The answer is that even though polytheists do not believe in any ultimate reality, we are not thereby forced to be naive relativists, granting equal value to all that calls itself value in any reality that comes down the road.

I am NOT Nietzschean! In spite of sharing some superficial similarities. I use exclamation points and short one and two sentence paragraphs, yes, but there are such things as Wes realities distinct from Nietzsche realities. I am someone else.

[Right: Not me.]

My realities have grown out of my life, and I have been my realities, and I, or rather my realities, have chosen how we were to grow, and we (the realities that I consist of) have histories and dynamics and we grow into each other and we have identities within identities, and we can own ourselves and what we are.

The outcome is, I can agree with King not because God is within me, but because THAT god is one of me, and I have chosen to embrace it.

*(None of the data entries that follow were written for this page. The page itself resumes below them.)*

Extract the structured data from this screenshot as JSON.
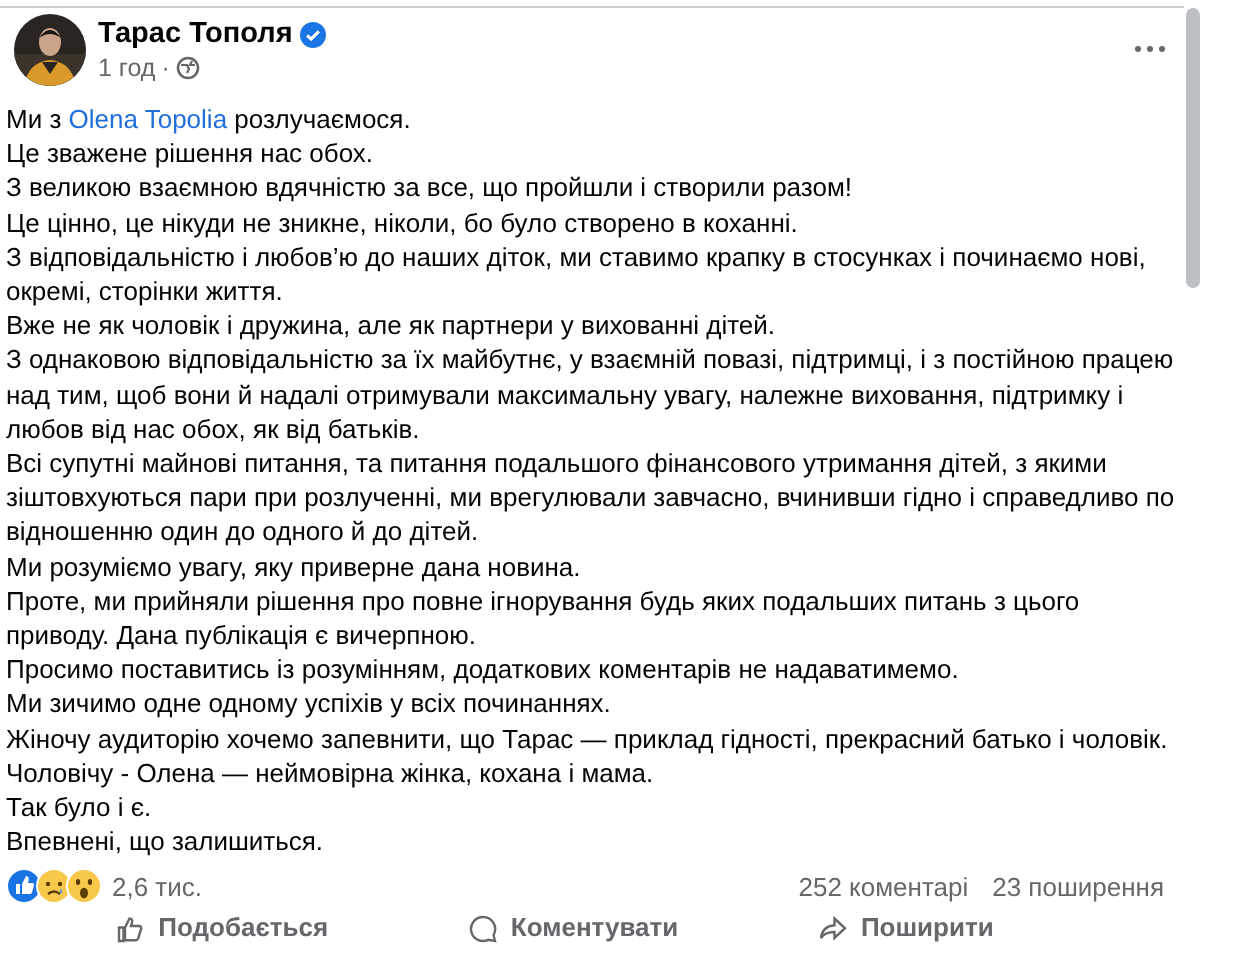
{
  "post": {
    "author": "Тарас Тополя",
    "verified": true,
    "time": "1 год",
    "separator": "·",
    "paragraphs": [
      {
        "kind": "mention",
        "before": "Ми з ",
        "mention": "Olena Topolia",
        "after": " розлучаємося."
      },
      {
        "kind": "text",
        "text": "Це зважене рішення нас обох."
      },
      {
        "kind": "text",
        "text": "З великою взаємною вдячністю за все, що пройшли і створили разом!"
      },
      {
        "kind": "text",
        "text": "Це цінно, це нікуди не зникне, ніколи, бо було створено в коханні."
      },
      {
        "kind": "text",
        "text": "З відповідальністю і любов’ю до наших діток, ми ставимо крапку в стосунках і починаємо нові, окремі, сторінки життя."
      },
      {
        "kind": "text",
        "text": "Вже не як чоловік і дружина, але як партнери у вихованні дітей."
      },
      {
        "kind": "text",
        "text": "З однаковою відповідальністю за їх майбутнє, у взаємній повазі, підтримці, і з постійною працею над тим, щоб вони й надалі отримували максимальну увагу, належне виховання, підтримку і любов від нас обох, як від батьків."
      },
      {
        "kind": "text",
        "text": "Всі супутні майнові питання, та питання подальшого фінансового утримання дітей, з якими зіштовхуються пари при розлученні, ми врегулювали завчасно, вчинивши гідно і справедливо по відношенню один до одного й до дітей."
      },
      {
        "kind": "text",
        "text": "Ми розуміємо увагу, яку приверне дана новина."
      },
      {
        "kind": "text",
        "text": "Проте, ми прийняли рішення про повне ігнорування будь яких подальших питань з цього приводу. Дана публікація є вичерпною."
      },
      {
        "kind": "text",
        "text": "Просимо поставитись із розумінням, додаткових коментарів не надаватимемо."
      },
      {
        "kind": "text",
        "text": "Ми зичимо одне одному успіхів у всіх починаннях."
      },
      {
        "kind": "text",
        "text": "Жіночу аудиторію хочемо запевнити, що Тарас — приклад гідності, прекрасний батько і чоловік."
      },
      {
        "kind": "text",
        "text": "Чоловічу - Олена — неймовірна жінка, кохана і мама."
      },
      {
        "kind": "text",
        "text": "Так було і є."
      },
      {
        "kind": "text",
        "text": "Впевнені, що залишиться."
      }
    ],
    "reactions": {
      "count": "2,6 тис.",
      "icons": [
        {
          "kind": "like"
        },
        {
          "kind": "sad"
        },
        {
          "kind": "wow"
        }
      ]
    },
    "comments": "252 коментарі",
    "shares": "23 поширення",
    "actions": [
      {
        "kind": "like",
        "label": "Подобається"
      },
      {
        "kind": "comment",
        "label": "Коментувати"
      },
      {
        "kind": "share",
        "label": "Поширити"
      }
    ]
  }
}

The difference between the polytheist decision to embrace a god and the monotheistic decision to embrace that aspect of The God, is the difference between a free choice (modulo the understanding that we are our choices) among alternatives and a decision to surrender to an irresistible power.

The god of love is NOT an all-powerful god. It IS weak, as the "Nietzsches of the world" would have it. But I differ from the Nietzsches of the world in that I consciously take the side of this weak god over stronger ones, to add my strength to it. Weak, yes, cowardly, no.